The artwork, named Te Hokioi, was a "koha" to the park. Martin hoped people would visit the park and draw inspiration from his work. But it was the inspiration behind the artwork itself that highlighted how important it was for the sculpture to stand tall in its new home, he said.

Martin was strolling along a Whitianga beach 10 years ago when he found a large piece of kauri tree washed up on the sand. He watched the piece of kauri get battered by waves on the shoreline and thought of his best friend Karena Borell, who was battling a fierce form of cancer. Inspiration struck.


Martin decided he would sculpt the kauri into a piece of art representing strength in the honour of Borell.

He hopped in his tractor and brought the piece of wood home to begin work.

Martin said he hoped the sculpture would help his friend realise she could beat anything in life and remain strong and graceful.

Borell beat her cancer but died from another illness shortly after. Martin has long since wanted to bring the sculpture to Te Puna Quarry Park. He and Borell regularly visited it together.

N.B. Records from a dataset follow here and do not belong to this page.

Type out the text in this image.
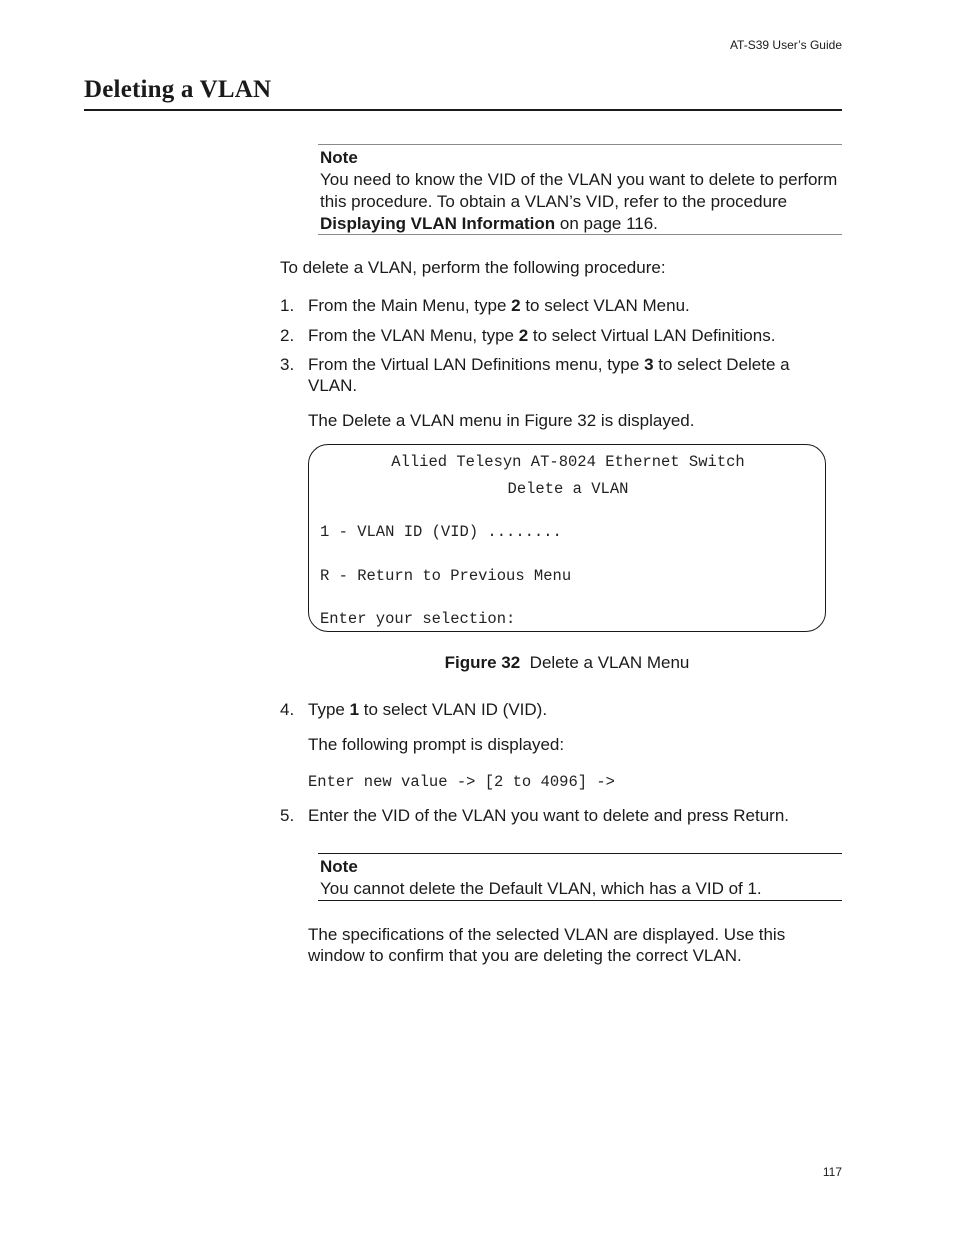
AT-S39 User’s Guide
Deleting a VLAN
Note
You need to know the VID of the VLAN you want to delete to perform this procedure. To obtain a VLAN’s VID, refer to the procedure Displaying VLAN Information on page 116.
To delete a VLAN, perform the following procedure:
1. From the Main Menu, type 2 to select VLAN Menu.
2. From the VLAN Menu, type 2 to select Virtual LAN Definitions.
3. From the Virtual LAN Definitions menu, type 3 to select Delete a VLAN.
The Delete a VLAN menu in Figure 32 is displayed.
Allied Telesyn AT-8024 Ethernet Switch
Delete a VLAN
1 - VLAN ID (VID) ........
R - Return to Previous Menu
Enter your selection:
Figure 32 Delete a VLAN Menu
4. Type 1 to select VLAN ID (VID).
The following prompt is displayed:
Enter new value -> [2 to 4096] ->
5. Enter the VID of the VLAN you want to delete and press Return.
Note
You cannot delete the Default VLAN, which has a VID of 1.
The specifications of the selected VLAN are displayed. Use this window to confirm that you are deleting the correct VLAN.
117
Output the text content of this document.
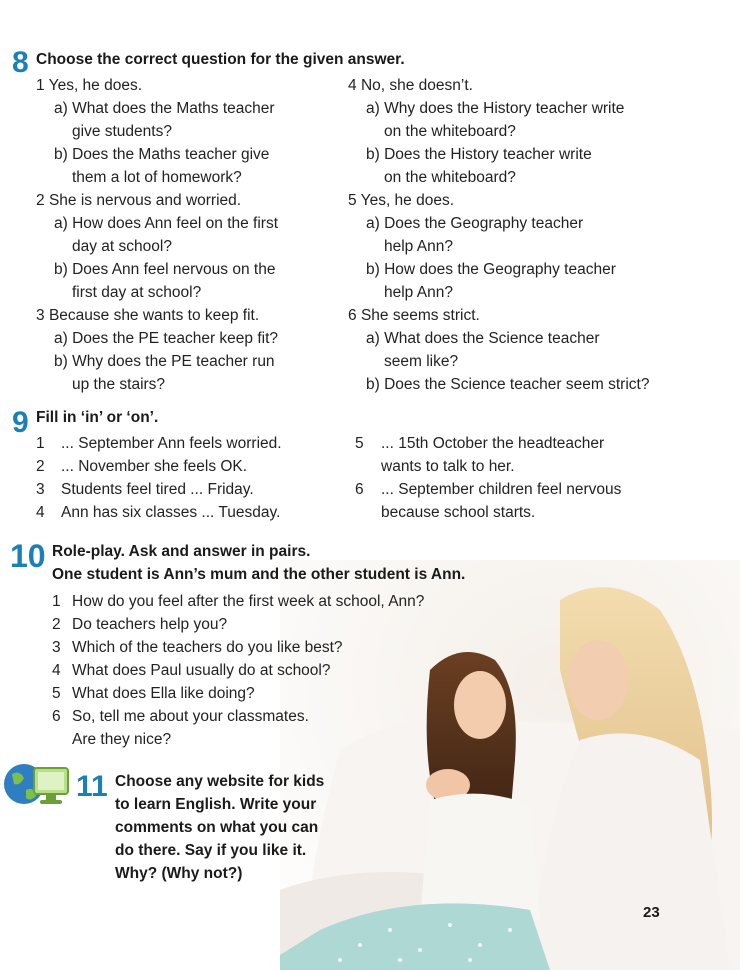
8 Choose the correct question for the given answer.
1 Yes, he does.
a) What does the Maths teacher
give students?
b) Does the Maths teacher give
them a lot of homework?
2 She is nervous and worried.
a) How does Ann feel on the first
day at school?
b) Does Ann feel nervous on the
first day at school?
3 Because she wants to keep fit.
a) Does the PE teacher keep fit?
b) Why does the PE teacher run
up the stairs?
4 No, she doesn’t.
a) Why does the History teacher write
on the whiteboard?
b) Does the History teacher write
on the whiteboard?
5 Yes, he does.
a) Does the Geography teacher
help Ann?
b) How does the Geography teacher
help Ann?
6 She seems strict.
a) What does the Science teacher
seem like?
b) Does the Science teacher seem strict?
9 Fill in ‘in’ or ‘on’.
1 ... September Ann feels worried.
2 ... November she feels OK.
3 Students feel tired ... Friday.
4 Ann has six classes ... Tuesday.
5 ... 15th October the headteacher
wants to talk to her.
6 ... September children feel nervous
because school starts.
10 Role-play. Ask and answer in pairs.
One student is Ann’s mum and the other student is Ann.
1 How do you feel after the first week at school, Ann?
2 Do teachers help you?
3 Which of the teachers do you like best?
4 What does Paul usually do at school?
5 What does Ella like doing?
6 So, tell me about your classmates.
Are they nice?
11 Choose any website for kids
to learn English. Write your
comments on what you can
do there. Say if you like it.
Why? (Why not?)
23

"This is here in remembrance of my dear friend, but also to project strength to anyone who chooses to admire or touch it."

Martin said his friend was a huge lover of natural Māori medicine and relished in all the native trees and sculptures around the park.

"She would really love to see it here," he said emotionally.

The sculpture is surrounded with native trees, specifically Kawakawa which was Borell's favourite and they often enjoyed a tea that the leaves produced.

"This is here in remembrance of my dear friend, but also to project strength to anyone who chooses to admire or touch it."


Founding member of the Te Puna Quarry Park committee Jo Dawkins said the artwork was a wonderful addition to the grounds and would leave parkgoers "better and stronger".

A small ceremony took place Tuesday morning, with kaumatua Kihi Ngatai blessing the sculpture and Father Mark from St Joseph's Church in Te Puna blessing the surrounding garden.

The sculpture joins 47 others in the gardens, one of which that had already being done by Martin.